Recent discussion about how to interpret standard errors from the profiler have not converged to a solution, so I will start this again - with a different example and some more clarity (I hope) on my question. I've attached one of the famous Anscombe quartet datasets - the one where a linear regression model is appropriate. I fit a multiple regression model and saved the mean prediction standard error and the individual prediction standard error - as expected, the former is much narrower than the latter. I also used the profiler and saved the bagged predictions - this gave me a standard error for the bagged mean (which I interpret to be analogous to the mean prediction standard error from the regression model) and a Bagged Std dev (which I interpret as analogous to the individual prediction standard error from the regression). When I say I interpret these to be analogous, I realize that the standard errors from the model are derived from the regression model while the bagged standard errors are derived from a non-parametric bootstrap (in this case, with 100 bootstrap samples).
In this case (unlike my last example), the individual standard errors are close, although somewhat smaller for the bagged predictions than the model predictions. But the standard error of the bagged mean is around 10% as large as the standard error of mean predictions from the model. In fact, this can be verified by the documentation that says that the bagged standard error = standard deviation of the bagged predictions divided by the square root of (M-1) where M is the number of bagged samples (which is 100 here).
My question concerns how to use the standard errors of the bagged mean and the bagged standard deviation. If I look at the confidence interval shown in the profiler, it appears to me to be consistent with the mean prediction standard error from the regression model - not with the standard error of the bagged mean (which is 10% as large). If that is the case, then what are the standard errors from the bagged samples good for?

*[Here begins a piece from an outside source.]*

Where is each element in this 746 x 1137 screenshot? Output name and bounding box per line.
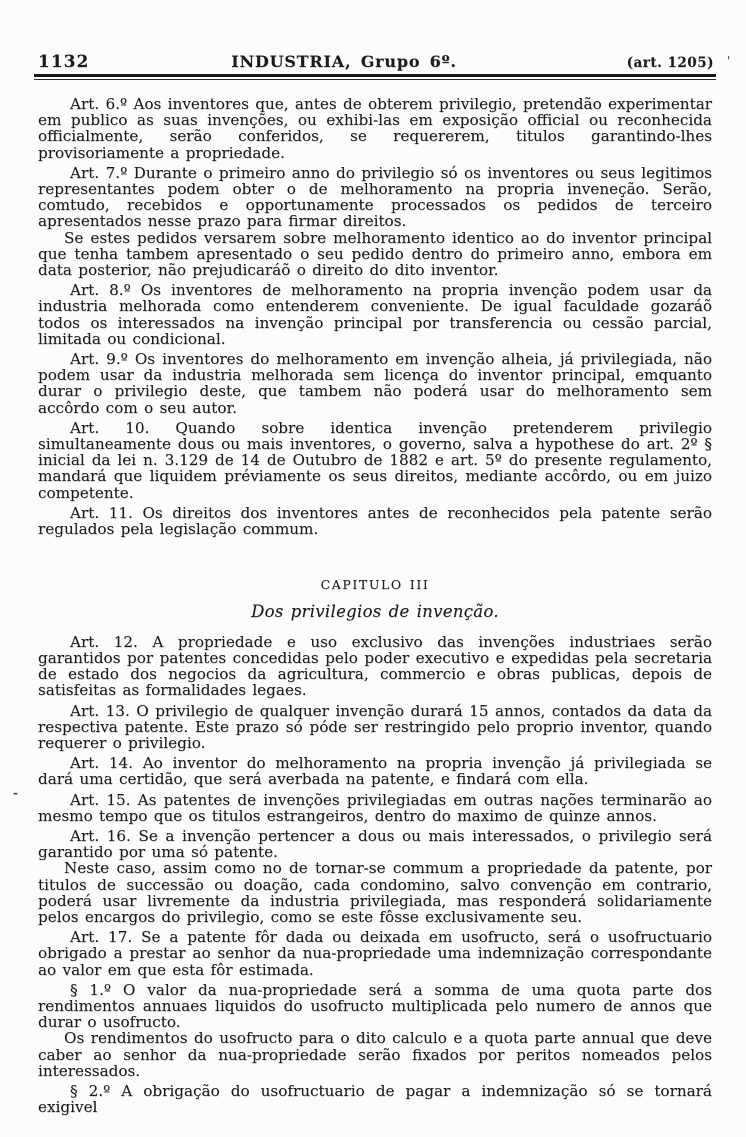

I think the importance (for me at least) is that JMP provides profilers for all the machine learning models. This allows saving the bagged means and these two types of standard errors. If these standard errors can be used to construct confidence intervals, then we get something akin to a sense of statistical significance from neural networks, random forests, etc. I think that would be an important feature since most of those models don't readily provide any inferential information. This would apply to classification models as well as regression models.
But I am not sure the bagged standard errors make much sense. In the example I've provided, they look too small. And, it isn't clear to me whether the confidence interval shown in the profiler is based on the standard error fo the bagged mean (it doesn't look that way in this example). So, please help shed some light on my questions.